Complexity is a fundamental feature of biological systems. Omics techniques like lipidomics can simultaneously quantify many thousands of molecules, thereby directly capturing the underlying biological complexity. However, this approach transfers the original biological complexity to the resulting datasets, posing challenges in data reduction and analysis. Aging is a prime example of a process that exhibits complex behaviour across multiple scales of biological organisation. The aging process is characterised by slow, cumulative and detrimental changes that are driven by intrinsic biological stochasticity and mediated through non-linear interactions and feedback within and between these levels of organization (ranging from metabolites, macromolecules, organelles and cells to tissue and organs).

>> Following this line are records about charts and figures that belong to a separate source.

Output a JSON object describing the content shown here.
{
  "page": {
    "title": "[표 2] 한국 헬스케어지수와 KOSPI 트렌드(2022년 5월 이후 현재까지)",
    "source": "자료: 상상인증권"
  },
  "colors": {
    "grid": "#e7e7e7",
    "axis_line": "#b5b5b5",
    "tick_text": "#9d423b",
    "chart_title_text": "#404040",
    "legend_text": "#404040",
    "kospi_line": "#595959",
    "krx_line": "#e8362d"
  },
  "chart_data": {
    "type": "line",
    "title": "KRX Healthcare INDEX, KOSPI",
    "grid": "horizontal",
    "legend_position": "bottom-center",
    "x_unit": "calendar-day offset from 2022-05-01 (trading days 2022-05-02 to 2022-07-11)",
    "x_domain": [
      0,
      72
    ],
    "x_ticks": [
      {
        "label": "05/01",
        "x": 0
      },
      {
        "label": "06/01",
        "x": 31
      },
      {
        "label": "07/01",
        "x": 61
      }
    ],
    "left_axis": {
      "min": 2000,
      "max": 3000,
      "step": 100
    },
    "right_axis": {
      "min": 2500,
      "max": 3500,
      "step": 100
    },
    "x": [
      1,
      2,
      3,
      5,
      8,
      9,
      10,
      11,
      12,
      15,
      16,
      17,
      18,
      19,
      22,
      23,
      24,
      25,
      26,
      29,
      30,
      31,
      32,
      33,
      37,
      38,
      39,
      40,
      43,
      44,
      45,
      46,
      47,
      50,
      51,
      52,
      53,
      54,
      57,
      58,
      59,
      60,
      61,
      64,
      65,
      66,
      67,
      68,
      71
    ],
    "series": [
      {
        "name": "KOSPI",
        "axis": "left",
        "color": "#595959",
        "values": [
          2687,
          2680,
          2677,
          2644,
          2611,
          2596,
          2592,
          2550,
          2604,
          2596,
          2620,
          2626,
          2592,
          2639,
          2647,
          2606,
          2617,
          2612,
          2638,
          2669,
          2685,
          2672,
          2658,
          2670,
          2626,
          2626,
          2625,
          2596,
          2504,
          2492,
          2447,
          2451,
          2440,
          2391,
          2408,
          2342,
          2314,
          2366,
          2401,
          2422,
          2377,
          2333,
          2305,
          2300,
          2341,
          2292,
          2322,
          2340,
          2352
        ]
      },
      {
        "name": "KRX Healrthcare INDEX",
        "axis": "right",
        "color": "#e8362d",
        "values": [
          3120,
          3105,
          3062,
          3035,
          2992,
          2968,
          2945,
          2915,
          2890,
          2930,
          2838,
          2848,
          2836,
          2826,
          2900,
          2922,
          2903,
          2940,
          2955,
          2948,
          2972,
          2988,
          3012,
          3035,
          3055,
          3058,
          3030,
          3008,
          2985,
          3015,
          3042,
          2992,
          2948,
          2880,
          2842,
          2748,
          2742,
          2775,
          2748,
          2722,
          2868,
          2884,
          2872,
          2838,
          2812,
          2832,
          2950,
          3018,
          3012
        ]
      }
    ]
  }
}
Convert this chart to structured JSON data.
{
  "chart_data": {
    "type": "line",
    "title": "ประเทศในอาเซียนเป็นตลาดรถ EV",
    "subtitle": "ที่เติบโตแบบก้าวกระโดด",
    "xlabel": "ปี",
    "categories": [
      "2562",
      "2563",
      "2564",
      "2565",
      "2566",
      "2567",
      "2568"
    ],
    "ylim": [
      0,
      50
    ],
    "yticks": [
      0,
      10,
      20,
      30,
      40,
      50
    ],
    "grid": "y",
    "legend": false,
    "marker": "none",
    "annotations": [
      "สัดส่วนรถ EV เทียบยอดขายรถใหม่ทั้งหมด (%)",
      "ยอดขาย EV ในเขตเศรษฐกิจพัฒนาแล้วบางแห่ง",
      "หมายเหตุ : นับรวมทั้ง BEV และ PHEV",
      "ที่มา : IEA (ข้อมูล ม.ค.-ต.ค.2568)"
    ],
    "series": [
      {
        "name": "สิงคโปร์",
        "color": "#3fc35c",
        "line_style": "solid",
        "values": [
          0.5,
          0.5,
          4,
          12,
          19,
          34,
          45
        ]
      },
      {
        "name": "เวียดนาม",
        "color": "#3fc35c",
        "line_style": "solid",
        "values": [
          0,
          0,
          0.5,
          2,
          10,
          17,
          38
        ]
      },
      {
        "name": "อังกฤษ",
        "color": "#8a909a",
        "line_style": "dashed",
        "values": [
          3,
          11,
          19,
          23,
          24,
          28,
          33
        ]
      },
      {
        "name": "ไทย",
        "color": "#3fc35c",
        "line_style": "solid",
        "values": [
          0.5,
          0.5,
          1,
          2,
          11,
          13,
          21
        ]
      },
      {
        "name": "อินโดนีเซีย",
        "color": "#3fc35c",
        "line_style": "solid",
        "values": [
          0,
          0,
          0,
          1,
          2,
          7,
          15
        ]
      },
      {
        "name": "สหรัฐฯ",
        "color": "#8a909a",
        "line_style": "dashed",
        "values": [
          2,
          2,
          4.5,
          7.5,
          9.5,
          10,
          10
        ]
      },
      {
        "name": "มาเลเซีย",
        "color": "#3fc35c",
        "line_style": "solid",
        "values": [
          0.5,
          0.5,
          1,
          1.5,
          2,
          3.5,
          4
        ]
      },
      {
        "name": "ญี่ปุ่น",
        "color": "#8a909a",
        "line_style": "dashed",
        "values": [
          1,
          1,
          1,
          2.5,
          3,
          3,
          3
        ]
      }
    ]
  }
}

Only collectively and over long timeframes do these changes manifest as the exponential increases in morbidity and mortality that define biological aging, making aging a problem more difficult to study than the aetiologies of specific diseases. But aging’s time dependence can also be exploited to extract key insights into its underlying biology. Here we explore this idea by using data on changes in lipid composition across the lifespan of an organism to construct and test a LipidClock to predict biological age in the nematode Caenorhabditis elegans. The LipidClock consist of a feature transformation via Principal Component Analysis followed by Elastic Net regression and yields a Mean Absolute Error of 1.45 days for wild type animals and 4.13 days when applied to mutant strains with lifespans that are substantially different from that of wild type. Gompertz aging rates predicted by the LipidClock can be used to simulate survival curves that are in agreement with those from lifespan experiments.